Re: [css3-background] background-size and zero length

I've never been too thrilled with the wording of that sentence, but I read it as:

x = width of image after step one;
if (x != 0) {
 round to integer greater than zero;
}

Since there was no "else" clause, I took it to mean that no rounding should take place otherwise. That is also what seems most sensible (to me).

I'm curious about what the 3 renderings are, but too pressed for time to try to check it out myself right now.


On May 11, 2010, at 8:59 AM, Brian Manthos wrote:

> Elaborating...
>  
> I see 3 different renderings in 3 different browsers, so I’d like to make sure I understand it correctly.
>  
> From: Brian Manthos 
> Sent: Tuesday, May 11, 2010 8:58 AM
> To: 'Brad Kemper'
> Cc: www-style@w3.org
> Subject: RE: [css3-background] background-size and zero length
>  
> Where is the rounding rule for the zero case defined?
>  
> I see it defined for the non-zero case, as you observed as well.
>  
> Is the zero case rounding rule left as UA-defined?
>  
>  
> I’m not clear on how to follow this rule without an equation or having it specified in prose:
> If ‘background-repeat’ is ‘round’ for one (or both) dimensions, there is a second step.
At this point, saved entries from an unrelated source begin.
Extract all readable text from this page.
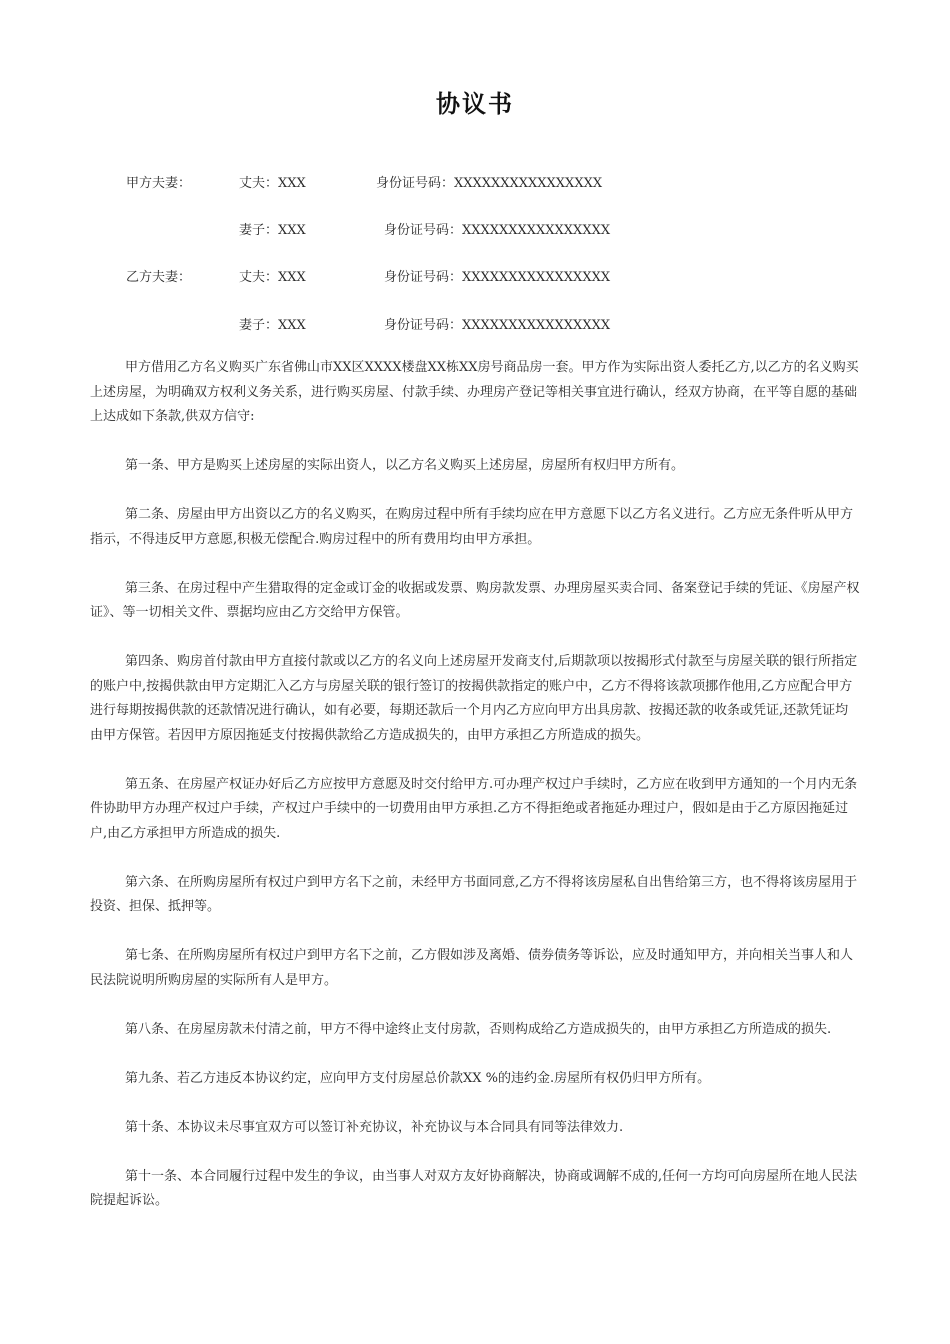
协议书
甲方夫妻：	丈夫：XXX	身份证号码：XXXXXXXXXXXXXXXX
妻子：XXX	身份证号码：XXXXXXXXXXXXXXXX
乙方夫妻：	丈夫：XXX	身份证号码：XXXXXXXXXXXXXXXX
妻子：XXX	身份证号码：XXXXXXXXXXXXXXXX

甲方借用乙方名义购买广东省佛山市XX区XXXX楼盘XX栋XX房号商品房一套。甲方作为实际出资人委托乙方,以乙方的名义购买上述房屋，为明确双方权利义务关系，进行购买房屋、付款手续、办理房产登记等相关事宜进行确认，经双方协商，在平等自愿的基础上达成如下条款,供双方信守:

第一条、甲方是购买上述房屋的实际出资人，以乙方名义购买上述房屋，房屋所有权归甲方所有。

第二条、房屋由甲方出资以乙方的名义购买，在购房过程中所有手续均应在甲方意愿下以乙方名义进行。乙方应无条件听从甲方指示，不得违反甲方意愿,积极无偿配合.购房过程中的所有费用均由甲方承担。

第三条、在房过程中产生猎取得的定金或订金的收据或发票、购房款发票、办理房屋买卖合同、备案登记手续的凭证、《房屋产权证》、等一切相关文件、票据均应由乙方交给甲方保管。

第四条、购房首付款由甲方直接付款或以乙方的名义向上述房屋开发商支付,后期款项以按揭形式付款至与房屋关联的银行所指定的账户中,按揭供款由甲方定期汇入乙方与房屋关联的银行签订的按揭供款指定的账户中，乙方不得将该款项挪作他用,乙方应配合甲方进行每期按揭供款的还款情况进行确认，如有必要，每期还款后一个月内乙方应向甲方出具房款、按揭还款的收条或凭证,还款凭证均由甲方保管。若因甲方原因拖延支付按揭供款给乙方造成损失的，由甲方承担乙方所造成的损失。

第五条、在房屋产权证办好后乙方应按甲方意愿及时交付给甲方.可办理产权过户手续时，乙方应在收到甲方通知的一个月内无条件协助甲方办理产权过户手续，产权过户手续中的一切费用由甲方承担.乙方不得拒绝或者拖延办理过户，假如是由于乙方原因拖延过户,由乙方承担甲方所造成的损失.

第六条、在所购房屋所有权过户到甲方名下之前，未经甲方书面同意,乙方不得将该房屋私自出售给第三方，也不得将该房屋用于投资、担保、抵押等。

第七条、在所购房屋所有权过户到甲方名下之前，乙方假如涉及离婚、债券债务等诉讼，应及时通知甲方，并向相关当事人和人民法院说明所购房屋的实际所有人是甲方。

第八条、在房屋房款未付清之前，甲方不得中途终止支付房款，否则构成给乙方造成损失的，由甲方承担乙方所造成的损失.

第九条、若乙方违反本协议约定，应向甲方支付房屋总价款XX %的违约金.房屋所有权仍归甲方所有。

第十条、本协议未尽事宜双方可以签订补充协议，补充协议与本合同具有同等法律效力.

第十一条、本合同履行过程中发生的争议，由当事人对双方友好协商解决，协商或调解不成的,任何一方均可向房屋所在地人民法院提起诉讼。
The UA must scale the image in that dimension (or both dimensions) so that it fits a whole number of times in the background positioning area.
>  
>  
> Thanks,
> -Brian
>  
> From: Brad Kemper [mailto:brad.kemper@gmail.com] 
> Sent: Tuesday, May 11, 2010 8:39 AM
> To: Brian Manthos
> Cc: www-style@w3.org
> Subject: Re: [css3-background] background-size and zero length
>  
>  
> On May 11, 2010, at 7:04 AM, Brian Manthos wrote:
>  
> 
> Typo.  Mea culpa.
>  
> The style rule should have been...
>  
> div
> {
>         background: url(http://www.microsoft.com/favicon.ico) 5px 5px;
>         background-size: 0px 20px;
>         background-repeat:round;
>         width:12px;
>         height:17px;
> }
>  
> -Brian
>  
> [...] 
> How many images should be rendered and at what size?
>  
> An infinite number, with zero width for each tile. Rounding does not change that, because the "If X ≠ 0 is the width of the image after step one" part is not fulfilled. 
>  
> A tile with no width or no height cannot be drawn, so you shouldn't try.
>  
> That's how I understand it, anyway.